1. VISIONS OF MODERN CHINA
In December 1926, the engineer Peter Palchinsky wrote to the prime minister of the Soviet Union. Science and technology, he argued, did more—even than Communism!—to shape modern society. The twentieth century was "not one of international communism, but of international technology. We need to recognize not a Komintern, but a ‘Tekhintern.’"[1] Ideas like these would get Palchinsky shot in Stalin's Russia. For the Nationalist movement of China's Guomindang, which three months later quit the Comintern and purged itself of Communists, they were at the heart of its conception of modernity.
Shanghai—as Leo Lee has argued so eloquently—may have been the native place for a new, public culture of private life; but in 1928 Nanjing was the capital of a "new China" whose aim was as much the physical as the cultural remaking of the nation. If in Shanghai modernity could be defined as "the material transformation of everyday life,"[2] Nanjing was consumed with the industrial metamorphosis of national life, planned by a central—and centralizing—government. China would be industrialized and internationalized (for the two went hand in hand) through the mediation of the state. This was a quite different vision of the modern than could be found in Shanghai's kiosks, cafes, and department stores. At a time of permanent national crisis, it was ultimately a compelling one.
The new government aimed to "reconstruct" China to make it modern. A gleaming capital would rise out of the mud alleys of Nanjing, a city twice destroyed in the previous century. The cities would be industrialized, the countryside electrified, and the provinces joined by networks of railroads, motor roads, and— most exciting of all—air routes to get the "stagnant race" of Chinese (Sun Yatsen's phrase) on the move.[3] The landscape would be transfigured through electrification, industrialization, and communications. All this would be planned "scientifically"
To some extent these transformations were under way well before 1928, even in the absence of a working central government. China was enjoying a "dynamic and robust" industrial boom that had begun over a decade earlier.[4] Its major cities (Shanghai, Beijing, Canton, and even Chengdu) engaged in rudimentary urban planning.[5] An embryonic rail network had been created with foreign capital. But the National Government came to power with an agenda to do much more.

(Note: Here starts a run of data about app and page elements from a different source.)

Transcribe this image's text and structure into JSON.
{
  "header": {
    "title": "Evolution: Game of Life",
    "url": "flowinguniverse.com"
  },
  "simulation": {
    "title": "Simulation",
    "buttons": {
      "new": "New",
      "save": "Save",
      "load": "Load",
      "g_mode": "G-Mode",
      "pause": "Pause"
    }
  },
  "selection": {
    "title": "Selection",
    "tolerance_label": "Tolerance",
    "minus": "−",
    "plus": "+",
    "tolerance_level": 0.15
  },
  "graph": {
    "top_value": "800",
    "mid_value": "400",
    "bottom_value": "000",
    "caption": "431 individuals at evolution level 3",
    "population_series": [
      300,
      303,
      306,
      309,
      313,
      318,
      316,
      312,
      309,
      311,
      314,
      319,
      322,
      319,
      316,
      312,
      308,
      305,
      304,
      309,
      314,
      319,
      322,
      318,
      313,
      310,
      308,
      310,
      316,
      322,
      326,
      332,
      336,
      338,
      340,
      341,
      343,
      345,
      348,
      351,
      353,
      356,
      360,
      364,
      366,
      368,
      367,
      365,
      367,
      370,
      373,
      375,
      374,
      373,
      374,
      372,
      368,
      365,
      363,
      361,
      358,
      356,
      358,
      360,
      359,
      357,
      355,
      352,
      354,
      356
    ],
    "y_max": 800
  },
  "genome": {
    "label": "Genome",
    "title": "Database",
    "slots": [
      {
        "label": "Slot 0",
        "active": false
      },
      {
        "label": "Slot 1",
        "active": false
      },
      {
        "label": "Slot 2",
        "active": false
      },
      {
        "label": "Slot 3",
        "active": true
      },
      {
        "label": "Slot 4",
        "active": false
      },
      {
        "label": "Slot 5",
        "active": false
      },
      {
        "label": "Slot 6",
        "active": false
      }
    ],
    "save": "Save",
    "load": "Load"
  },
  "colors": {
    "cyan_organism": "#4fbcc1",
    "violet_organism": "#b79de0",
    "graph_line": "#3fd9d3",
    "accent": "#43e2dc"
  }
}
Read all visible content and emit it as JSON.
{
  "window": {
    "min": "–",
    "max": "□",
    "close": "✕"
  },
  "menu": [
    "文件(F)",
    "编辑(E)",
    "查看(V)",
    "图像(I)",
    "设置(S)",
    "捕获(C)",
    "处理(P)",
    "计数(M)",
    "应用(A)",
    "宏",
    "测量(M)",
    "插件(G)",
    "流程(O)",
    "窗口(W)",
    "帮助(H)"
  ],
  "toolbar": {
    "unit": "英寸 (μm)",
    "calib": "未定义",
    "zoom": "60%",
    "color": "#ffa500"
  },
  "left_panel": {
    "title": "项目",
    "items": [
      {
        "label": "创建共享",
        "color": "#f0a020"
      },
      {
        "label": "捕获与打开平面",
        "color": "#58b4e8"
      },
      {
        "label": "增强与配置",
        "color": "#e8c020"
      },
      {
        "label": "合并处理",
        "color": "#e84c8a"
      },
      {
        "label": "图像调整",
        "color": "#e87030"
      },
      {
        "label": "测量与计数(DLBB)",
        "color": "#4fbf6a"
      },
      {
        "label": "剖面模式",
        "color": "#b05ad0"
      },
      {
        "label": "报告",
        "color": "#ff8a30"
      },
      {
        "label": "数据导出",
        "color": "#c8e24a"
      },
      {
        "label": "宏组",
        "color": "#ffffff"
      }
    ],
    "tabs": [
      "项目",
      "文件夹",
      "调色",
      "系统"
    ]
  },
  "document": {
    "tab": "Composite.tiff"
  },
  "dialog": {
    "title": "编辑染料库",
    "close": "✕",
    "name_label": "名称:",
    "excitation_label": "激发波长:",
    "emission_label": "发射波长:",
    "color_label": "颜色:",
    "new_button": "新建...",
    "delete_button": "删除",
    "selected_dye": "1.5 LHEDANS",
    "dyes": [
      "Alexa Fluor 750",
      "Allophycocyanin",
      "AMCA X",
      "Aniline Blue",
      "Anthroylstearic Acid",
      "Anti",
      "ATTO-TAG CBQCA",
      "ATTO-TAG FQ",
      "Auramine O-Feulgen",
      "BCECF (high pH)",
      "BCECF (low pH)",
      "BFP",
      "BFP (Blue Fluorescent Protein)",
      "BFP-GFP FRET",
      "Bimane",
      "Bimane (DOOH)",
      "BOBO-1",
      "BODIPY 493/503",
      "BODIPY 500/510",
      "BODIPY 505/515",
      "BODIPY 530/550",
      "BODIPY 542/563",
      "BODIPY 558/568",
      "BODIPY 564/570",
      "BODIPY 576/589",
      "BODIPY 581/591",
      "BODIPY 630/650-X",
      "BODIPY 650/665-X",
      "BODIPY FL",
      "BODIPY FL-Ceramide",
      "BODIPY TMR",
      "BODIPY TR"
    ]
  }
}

Its late leader had proposed a "second industrial revolution" in which a hundred thousand miles of rail would be laid, the Yangzi tamed and its Three Gorges dammed, and automobiles manufactured so inexpensively that "everyone who wishes it, may have one."[6]
Sun Yatsen's Industrial Plan (Shiye jihua, published first in English as The International Development of China six years before the establishment of the Nationalist regime) was the first attempt to design the integrated economic development of a unified China. One author dates the beginning of "modern China" from its publication.[7] Today, many Three-, Four-, Five-, and Ten-Year Plans later, it remains the most audacious and memorable of national development programs. Sun's strategies to develop "the vast resources of China… internationally under a socialistic scheme, for the good of the world in general and the Chinese people in particular" would be shared by his Nationalist and Communist successors.[8] The realization of his Industrial Plan became the cardinal goal of Nationalist economic policy. In the People's Republic, Sun's "great legacy" for the management of the modern Chinese economy would be celebrated.[9]
Sun's more concrete plans also left their mark.[10] His sketch of a national Chinese rail network, which emphasized political aspirations (linking provincial capitals) over economic relationships, provided the framework for Nationalist and early Communist routing plans.[11] His two-paragraph proposal to "improve the upper Yangzi" with an enormous dam spawned seventy-five years of effort and debate.[12] When construction finally began in 1994, it moved an unpoetical engineer, P. R.C. Premier Li Peng, to verse:[13]
As we begin to carry out the blueprint | |
It is a new era | |
And the tide is high |
Sun was the visionary, not the scientist, economist, or engineer. Yet projects of the scale and complexity of those he advocated would bring scientists, economists, and engineers into the center of Chinese governance. The academies, commissions, and ministries created to "reconstruct" China would, in turn, change the mission of the Chinese state. If Sun Yatsen could admire publicly Lenin's New Economic Policy, praising its promotion of state capitalism and "national socialism,"[14] his successors would lay the foundation for a Stalinist state in China, the economic management of which would be the responsibility of the world's largest bureaucracy.
The result would not be "technocracy," a term that has been rendered in Chinese as "the dictatorship of engineers,"[15] for among Sun's other contributions to the modern Chinese polity were the supremacy of the Leninist party-state and the centrality of the military in it.[16] But with Sun began a dream of modernity to be interpreted by a transformative government. Revered by his disciples as the Republic's founding father, or guofu, Sun was more precisely the spiritual father of the Chinese developmental state.[17]